Species level identification of Zygomycetes by standard mycological methods always remains a difficult and time-consuming task, which requires an expertise that is restricted to few reference laboratories. DNA typing to differentiate between the species among Zygomycetes is particularly important in those cases where these fungi differ in their susceptibility to antifungal drugs. The two most common pathogenic species of Rhizopus i.e., R. oryzae and R. microsporus, which are difficult to differentiate phenotypically, could be clearly differentiated from each other genotypically, as their sequences showed only 70% similarity [43]. In the present study, we found one Rhizopus microsporus from tissue specimen, which was earlier reported as Rhizopus spp. Another invasive fungal isolate which was misidentified as Mucor spp. by conventional methods was identified as Rhizopus oryzae with molecular diagnosis. These molecular typing results hold importance in differentiating between different species of Zygomycetes to start an appropriate antifungal therapy. Hence, molecular diagnosis is useful for species identification within Zygomycetes from culture isolates.
Studies from South India and central China reported Fusarium spp. as the most common cause of mycotic keratitis; among which F. solani is the most predominant one [28,44]. Few cases of F. equiseti infections were also reported in some parts of the world [45,46]. In the present study, we had reported three F. solani and one F. equiseti isolates from fungal infections by nucleotide sequencing, which suggests that, F. solani is most prevalent among all Fusarium spp. causing eye infections.
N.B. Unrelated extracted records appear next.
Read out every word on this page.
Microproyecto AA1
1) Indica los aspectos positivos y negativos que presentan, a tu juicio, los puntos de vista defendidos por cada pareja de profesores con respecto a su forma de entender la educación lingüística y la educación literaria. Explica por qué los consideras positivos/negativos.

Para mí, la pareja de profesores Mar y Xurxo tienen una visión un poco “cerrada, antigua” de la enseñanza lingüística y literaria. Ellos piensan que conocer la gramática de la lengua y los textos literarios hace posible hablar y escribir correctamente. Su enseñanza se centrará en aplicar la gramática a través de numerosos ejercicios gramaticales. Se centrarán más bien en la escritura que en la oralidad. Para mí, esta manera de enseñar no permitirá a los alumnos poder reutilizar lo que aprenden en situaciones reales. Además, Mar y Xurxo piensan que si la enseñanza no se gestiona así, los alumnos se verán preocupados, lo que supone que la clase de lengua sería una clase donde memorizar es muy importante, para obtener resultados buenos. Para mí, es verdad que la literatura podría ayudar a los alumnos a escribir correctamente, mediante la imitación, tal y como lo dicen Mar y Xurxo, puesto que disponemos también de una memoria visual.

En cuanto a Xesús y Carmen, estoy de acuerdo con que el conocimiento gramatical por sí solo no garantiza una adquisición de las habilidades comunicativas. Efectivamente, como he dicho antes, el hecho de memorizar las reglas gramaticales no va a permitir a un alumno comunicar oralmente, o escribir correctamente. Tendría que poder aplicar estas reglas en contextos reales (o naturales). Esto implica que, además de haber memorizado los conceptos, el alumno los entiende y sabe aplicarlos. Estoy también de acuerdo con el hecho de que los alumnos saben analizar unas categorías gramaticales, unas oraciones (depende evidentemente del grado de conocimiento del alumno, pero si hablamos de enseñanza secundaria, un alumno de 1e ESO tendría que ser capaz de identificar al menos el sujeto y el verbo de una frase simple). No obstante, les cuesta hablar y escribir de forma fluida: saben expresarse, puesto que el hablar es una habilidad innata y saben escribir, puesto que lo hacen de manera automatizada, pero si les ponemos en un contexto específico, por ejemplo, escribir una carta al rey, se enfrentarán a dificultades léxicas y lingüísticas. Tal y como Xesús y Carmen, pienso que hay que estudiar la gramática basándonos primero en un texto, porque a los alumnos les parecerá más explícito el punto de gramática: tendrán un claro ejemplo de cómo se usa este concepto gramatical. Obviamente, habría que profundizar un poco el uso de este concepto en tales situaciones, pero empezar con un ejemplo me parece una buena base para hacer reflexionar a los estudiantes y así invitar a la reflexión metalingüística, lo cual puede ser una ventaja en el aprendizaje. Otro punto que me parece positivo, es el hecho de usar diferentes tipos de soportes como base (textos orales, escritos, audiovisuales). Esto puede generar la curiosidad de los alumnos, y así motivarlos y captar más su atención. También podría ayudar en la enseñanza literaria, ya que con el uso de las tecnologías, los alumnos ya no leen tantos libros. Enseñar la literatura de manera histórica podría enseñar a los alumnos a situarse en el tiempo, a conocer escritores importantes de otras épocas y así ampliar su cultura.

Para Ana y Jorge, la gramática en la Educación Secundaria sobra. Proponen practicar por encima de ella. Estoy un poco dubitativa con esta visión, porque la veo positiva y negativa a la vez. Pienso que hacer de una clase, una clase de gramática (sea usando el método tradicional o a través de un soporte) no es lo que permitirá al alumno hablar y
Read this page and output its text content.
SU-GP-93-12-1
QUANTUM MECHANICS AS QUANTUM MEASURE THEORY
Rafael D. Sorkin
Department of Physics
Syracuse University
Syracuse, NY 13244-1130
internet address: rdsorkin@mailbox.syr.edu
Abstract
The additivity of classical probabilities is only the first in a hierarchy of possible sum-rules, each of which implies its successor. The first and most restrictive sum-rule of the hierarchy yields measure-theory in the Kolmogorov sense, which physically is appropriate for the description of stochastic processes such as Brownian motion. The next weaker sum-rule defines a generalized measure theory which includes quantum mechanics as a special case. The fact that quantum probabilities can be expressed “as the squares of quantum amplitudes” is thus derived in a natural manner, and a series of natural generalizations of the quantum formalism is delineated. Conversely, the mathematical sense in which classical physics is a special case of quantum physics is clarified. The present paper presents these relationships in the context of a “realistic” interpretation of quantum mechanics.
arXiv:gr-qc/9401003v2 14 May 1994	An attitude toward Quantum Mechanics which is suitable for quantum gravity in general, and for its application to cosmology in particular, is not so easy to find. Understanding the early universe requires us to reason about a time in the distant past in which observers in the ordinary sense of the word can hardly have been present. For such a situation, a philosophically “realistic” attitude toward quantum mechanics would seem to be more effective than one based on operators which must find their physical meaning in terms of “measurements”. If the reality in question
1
This study presented a standardised rapid and high throughput technique (PCR assay) for the detection and identification of fungi in ocular and invasive samples. It consists of a sensitive, precise, rapid but relatively expensive method of identification of fungi based on the amplification of ITS1 and ITS2 regions and sequencing. There are several species within a genus that differ in their susceptibility to antifungal drugs, in those instances molecular typing by PCR assay can give guidance for better therapy to manage such infections. Molecular assays are neither been widely used nor widely available. There is a need for widespread use of molecular assays for correct identification, so that some fungal isolates will not be discarded as contaminants. Misidentification of rare isolates can be avoided by using molecular techniques.
Limitation
The present study included culture isolates of filamentous fungi only. IFIs due to Candida spp. could also have been included.
Conclusion
Molecular diagnosis with PCR assay can be an important complement to conventional culture methods (gold standard) and may constitute a rapid and high throughput means of fungal identification, which is becoming very important in clinical mycology. As the cost of PCR assay to diagnose infections generally exceeds that of conventional culture, which limits its widespread use, especially in low income countries like India, it should be implemented at least in reference centers for a definitive diagnosis and treatment.